Wer ist Sila Sahin? Sie 25 Jahre alt, Schauspielerin in der RTL-Serie „Gute Zeiten, schlechte Zeiten“ und die erste Deutsche türkischer Herkunft auf dem Cover des Playboys. Sie verbindet mit ihren Nacktbildern eine Botschaft: „Mädels“, sagt sie im Playboy-Interview, „wir müssen nicht unbedingt nach diesen Regeln leben, die uns vorgegeben werden.“ Ob sie denn aus eigener Erfahrung spreche, wird sie dann gefragt. „Ich mußte auch darum kämpfen, nicht so leben zu müssen, wie es andere von mir verlangt haben.“ Darauf hätte sie keine Lust mehr.
Über das Verhältnis zu ihren Eltern nach dem Erscheinen der Bilder gibt sie reichlich Auskunft: Ihre Mutter spreche zurzeit nicht mit ihr und ihr Vater sei sauer auf sie. Die Boulevard-Presse von Bild bis Gala freut sich. Denn diese Geschichte gibt doch mindestens so viel Dramatik her, wie die Seifenoper, in der Sahin von Montag bis Freitag über die Bildschirme flimmert.
Einerseits: Da ist die junge, erfolgreiche, türkisch-stämmige Schauspielerin mit deutschem Freund, die sich in aller Deutlichkeit von der sozialen Unterdrückung ihrer türkischen „Einwanderer-Community“ lossagt. Das hat einen herrlichen moralischen Beiklang, denn sie hat einen mutigen Schritt getan und kann so für all’ die „Kopftuchmädchen“ als leuchtendes Beispiel der Emanzipation gelten.
Abschied aus der sozialromantischen Geborgenheit der Großfamilie
Nur ihre verbohrten alten Eltern, mit gebrochenem Deutsch und schwerem türkischen Akzent, verstehen nicht, daß sie jetzt im Westen angekommen sind. Und dort haben sie ihre überkommenen islamisch-türkischen Werte gefälligst nicht von ihrer Tochter einzufordern. Denn die ist jetzt assimiliert.
Andererseits: Da ist die ehrgeizige Tochter türkischer Gastarbeiter, die sich mit allen Mitteln im Show-Business nach oben rackert. Der Preis für ihren Erfolg ist der Abschied aus der sozialromantischen Geborgenheit ihrer Großfamilie – und sie ist nur zu gern bereit, diesen Preis zu zahlen.
Auch das hat einen herrlichen moralischen Beiklang, denn sie kann den anderen Türkinnen als Warnung gelten, wie tief sie doch sinken würden, wenn sie sich so sehr „eindeutschen“, wie Sila Sahin das getan hat. Und zurück bleiben ihre armen blamierten Eltern, gastfreundlich und friedlich, die nicht verstehen, daß ihre Tochter sie durch Nacktbilder und Geschichten derart bloßstellt. Denn die ist jetzt assimiliert.

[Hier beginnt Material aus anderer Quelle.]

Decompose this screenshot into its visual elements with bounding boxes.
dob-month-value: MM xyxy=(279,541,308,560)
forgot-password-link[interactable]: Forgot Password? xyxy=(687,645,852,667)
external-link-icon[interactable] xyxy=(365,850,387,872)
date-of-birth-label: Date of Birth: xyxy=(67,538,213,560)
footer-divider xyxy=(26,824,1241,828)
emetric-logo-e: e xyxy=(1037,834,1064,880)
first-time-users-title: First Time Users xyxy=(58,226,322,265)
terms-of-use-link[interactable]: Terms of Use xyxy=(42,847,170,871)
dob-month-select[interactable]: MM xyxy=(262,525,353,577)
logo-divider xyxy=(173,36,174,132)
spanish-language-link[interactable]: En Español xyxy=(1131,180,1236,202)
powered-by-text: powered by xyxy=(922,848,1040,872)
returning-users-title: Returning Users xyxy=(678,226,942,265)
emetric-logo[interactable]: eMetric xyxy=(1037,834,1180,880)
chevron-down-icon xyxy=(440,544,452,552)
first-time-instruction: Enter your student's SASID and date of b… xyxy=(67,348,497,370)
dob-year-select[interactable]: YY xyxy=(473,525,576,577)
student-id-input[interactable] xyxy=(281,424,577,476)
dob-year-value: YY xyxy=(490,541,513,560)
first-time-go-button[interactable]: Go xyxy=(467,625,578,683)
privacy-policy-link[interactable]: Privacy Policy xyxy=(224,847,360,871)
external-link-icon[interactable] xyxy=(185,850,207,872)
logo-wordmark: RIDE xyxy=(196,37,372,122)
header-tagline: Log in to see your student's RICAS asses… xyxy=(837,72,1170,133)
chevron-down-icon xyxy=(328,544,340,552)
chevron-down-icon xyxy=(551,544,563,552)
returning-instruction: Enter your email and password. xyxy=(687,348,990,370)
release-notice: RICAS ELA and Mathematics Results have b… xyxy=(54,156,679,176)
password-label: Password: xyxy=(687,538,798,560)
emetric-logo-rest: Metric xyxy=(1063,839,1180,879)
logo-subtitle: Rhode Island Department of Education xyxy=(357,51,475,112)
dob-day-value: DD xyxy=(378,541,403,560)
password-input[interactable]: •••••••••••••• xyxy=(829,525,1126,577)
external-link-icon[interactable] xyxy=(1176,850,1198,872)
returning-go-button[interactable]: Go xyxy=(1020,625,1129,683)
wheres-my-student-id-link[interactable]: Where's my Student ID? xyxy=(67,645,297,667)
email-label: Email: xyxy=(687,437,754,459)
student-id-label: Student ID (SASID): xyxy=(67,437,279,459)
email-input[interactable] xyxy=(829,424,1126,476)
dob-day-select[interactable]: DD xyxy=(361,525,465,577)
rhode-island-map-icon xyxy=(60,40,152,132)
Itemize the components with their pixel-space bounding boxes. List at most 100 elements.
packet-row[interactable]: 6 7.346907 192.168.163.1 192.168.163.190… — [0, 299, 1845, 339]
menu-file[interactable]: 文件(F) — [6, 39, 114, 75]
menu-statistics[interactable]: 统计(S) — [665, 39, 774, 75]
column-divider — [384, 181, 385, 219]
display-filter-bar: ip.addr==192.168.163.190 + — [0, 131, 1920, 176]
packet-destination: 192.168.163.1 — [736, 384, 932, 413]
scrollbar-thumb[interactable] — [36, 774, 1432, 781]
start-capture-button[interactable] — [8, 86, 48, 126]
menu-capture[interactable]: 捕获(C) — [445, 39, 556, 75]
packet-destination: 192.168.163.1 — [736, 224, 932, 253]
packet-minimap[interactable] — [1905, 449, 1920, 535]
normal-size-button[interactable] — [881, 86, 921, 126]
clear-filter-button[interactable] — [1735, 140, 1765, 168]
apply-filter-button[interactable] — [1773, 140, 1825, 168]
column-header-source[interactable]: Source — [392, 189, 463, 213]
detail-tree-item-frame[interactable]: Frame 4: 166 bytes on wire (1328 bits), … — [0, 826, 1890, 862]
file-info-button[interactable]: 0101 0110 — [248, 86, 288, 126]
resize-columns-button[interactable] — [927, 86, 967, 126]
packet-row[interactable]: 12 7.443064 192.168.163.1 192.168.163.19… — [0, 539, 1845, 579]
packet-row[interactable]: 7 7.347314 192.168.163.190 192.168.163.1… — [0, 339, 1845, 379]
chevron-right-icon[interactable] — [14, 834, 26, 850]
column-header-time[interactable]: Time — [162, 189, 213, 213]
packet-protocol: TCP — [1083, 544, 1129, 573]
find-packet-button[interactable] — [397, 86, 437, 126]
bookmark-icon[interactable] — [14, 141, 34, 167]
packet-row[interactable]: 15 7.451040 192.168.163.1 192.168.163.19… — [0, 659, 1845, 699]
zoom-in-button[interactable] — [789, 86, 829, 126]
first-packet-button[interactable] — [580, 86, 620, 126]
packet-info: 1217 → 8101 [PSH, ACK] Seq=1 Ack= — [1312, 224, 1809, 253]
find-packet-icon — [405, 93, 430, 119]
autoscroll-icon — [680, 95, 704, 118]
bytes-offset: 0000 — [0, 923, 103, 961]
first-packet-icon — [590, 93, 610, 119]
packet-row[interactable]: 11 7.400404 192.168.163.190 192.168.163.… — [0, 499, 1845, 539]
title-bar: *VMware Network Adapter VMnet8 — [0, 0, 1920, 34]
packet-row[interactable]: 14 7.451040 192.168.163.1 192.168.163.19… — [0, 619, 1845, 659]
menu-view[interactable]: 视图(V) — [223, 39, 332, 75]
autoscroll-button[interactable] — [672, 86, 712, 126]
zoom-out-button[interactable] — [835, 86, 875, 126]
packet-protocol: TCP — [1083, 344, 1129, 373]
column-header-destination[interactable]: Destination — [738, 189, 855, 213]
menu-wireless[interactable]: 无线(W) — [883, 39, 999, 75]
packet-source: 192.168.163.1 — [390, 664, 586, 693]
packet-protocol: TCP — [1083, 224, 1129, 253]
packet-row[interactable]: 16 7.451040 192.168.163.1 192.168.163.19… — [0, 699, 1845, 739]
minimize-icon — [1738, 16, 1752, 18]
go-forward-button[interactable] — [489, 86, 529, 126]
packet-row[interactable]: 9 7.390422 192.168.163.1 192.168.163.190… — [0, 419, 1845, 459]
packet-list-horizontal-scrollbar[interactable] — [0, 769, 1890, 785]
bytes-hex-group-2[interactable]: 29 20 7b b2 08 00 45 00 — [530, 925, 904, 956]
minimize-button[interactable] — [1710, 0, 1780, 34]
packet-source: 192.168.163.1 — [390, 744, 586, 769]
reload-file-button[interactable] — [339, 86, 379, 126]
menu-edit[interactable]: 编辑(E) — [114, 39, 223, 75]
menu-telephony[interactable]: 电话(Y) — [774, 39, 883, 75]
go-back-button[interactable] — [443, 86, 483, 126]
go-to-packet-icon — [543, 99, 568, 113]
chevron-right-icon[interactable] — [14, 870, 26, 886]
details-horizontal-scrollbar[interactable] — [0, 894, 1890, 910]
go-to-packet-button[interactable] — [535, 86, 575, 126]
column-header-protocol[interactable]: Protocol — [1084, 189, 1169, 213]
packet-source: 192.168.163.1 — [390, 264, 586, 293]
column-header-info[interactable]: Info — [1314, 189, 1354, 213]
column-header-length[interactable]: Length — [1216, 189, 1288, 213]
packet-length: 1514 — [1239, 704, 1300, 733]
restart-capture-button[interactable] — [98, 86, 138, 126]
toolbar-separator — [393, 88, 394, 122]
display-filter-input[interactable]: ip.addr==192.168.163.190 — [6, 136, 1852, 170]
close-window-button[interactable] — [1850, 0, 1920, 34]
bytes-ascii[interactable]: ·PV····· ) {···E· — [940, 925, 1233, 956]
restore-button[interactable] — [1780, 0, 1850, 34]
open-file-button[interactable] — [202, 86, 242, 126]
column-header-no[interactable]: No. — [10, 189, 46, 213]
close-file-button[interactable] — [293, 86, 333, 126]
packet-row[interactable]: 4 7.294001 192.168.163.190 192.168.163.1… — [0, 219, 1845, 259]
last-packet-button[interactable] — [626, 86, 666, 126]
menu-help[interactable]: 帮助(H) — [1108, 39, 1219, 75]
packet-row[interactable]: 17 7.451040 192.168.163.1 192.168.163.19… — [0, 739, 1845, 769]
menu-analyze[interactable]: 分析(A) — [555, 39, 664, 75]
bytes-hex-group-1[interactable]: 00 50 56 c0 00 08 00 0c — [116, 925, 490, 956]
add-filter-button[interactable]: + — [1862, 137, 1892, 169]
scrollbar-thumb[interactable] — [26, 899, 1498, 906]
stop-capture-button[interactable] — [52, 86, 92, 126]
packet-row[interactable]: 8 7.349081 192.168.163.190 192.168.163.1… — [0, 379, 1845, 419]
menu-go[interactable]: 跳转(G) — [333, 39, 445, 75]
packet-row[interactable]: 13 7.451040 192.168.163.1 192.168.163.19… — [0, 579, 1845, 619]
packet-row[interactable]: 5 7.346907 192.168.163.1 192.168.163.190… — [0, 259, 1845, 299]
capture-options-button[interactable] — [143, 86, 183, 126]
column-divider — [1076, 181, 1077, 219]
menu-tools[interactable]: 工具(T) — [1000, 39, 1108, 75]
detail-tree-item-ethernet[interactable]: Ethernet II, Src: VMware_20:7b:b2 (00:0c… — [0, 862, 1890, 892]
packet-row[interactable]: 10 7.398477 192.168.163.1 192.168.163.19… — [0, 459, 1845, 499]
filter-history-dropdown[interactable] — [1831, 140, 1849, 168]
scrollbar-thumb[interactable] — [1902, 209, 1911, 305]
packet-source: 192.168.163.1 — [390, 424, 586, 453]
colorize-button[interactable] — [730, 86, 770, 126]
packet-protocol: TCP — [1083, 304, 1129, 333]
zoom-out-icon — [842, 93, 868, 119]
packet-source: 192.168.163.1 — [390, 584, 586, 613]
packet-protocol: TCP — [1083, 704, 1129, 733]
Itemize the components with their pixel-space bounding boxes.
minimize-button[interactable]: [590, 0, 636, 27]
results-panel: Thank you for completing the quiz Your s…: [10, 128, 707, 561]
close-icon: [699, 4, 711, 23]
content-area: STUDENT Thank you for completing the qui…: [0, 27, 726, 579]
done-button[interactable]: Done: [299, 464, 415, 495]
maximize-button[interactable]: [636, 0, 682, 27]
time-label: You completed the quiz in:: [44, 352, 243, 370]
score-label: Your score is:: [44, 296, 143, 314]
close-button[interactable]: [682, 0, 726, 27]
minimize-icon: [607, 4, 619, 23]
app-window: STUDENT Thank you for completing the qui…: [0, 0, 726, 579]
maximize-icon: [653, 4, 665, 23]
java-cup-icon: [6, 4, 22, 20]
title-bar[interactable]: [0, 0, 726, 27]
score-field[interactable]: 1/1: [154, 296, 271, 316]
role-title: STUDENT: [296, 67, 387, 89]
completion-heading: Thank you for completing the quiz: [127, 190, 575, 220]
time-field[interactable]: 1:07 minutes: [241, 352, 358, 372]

Anpassung an die westliche Moderne
Vermutlich liegt die Wahrheit irgendwo dazwischen, vielleicht auch ganz woanders. Wenn man die persönlichen Verhältnisse Sila Sahins nicht kennt, dann ist es vermessen, sich darüber ein Urteil zu bilden.
Was für ein Fazit also bleibt, sind die Geschichten des Boulevard-Zirkus: Gesamtgesellschaftlich ist die Assimilation ein begrüßenswertes Phänomen, verspricht sie doch sozialen Frieden. Individuell kann Assimilation zu Verwerfungen führen, die selbst aus einer christlich-deutschen Sicht schlecht wären, Respektlosigkeit gegenüber den Eltern zum Beispiel.
„Darf sich eine Türkin so zeigen?“, fragt die Bild in ihrer Ausgabe vom 15. April. Natürlich darf sie das. Muß ihre Familie das toll finden? Natürlich muß sie das nicht. Das ist ein freies Land. Bei der berechtigten und notwendigen Forderung nach Assimilation müssen wir anerkennen, daß diese mit Schmerzen verbunden ist.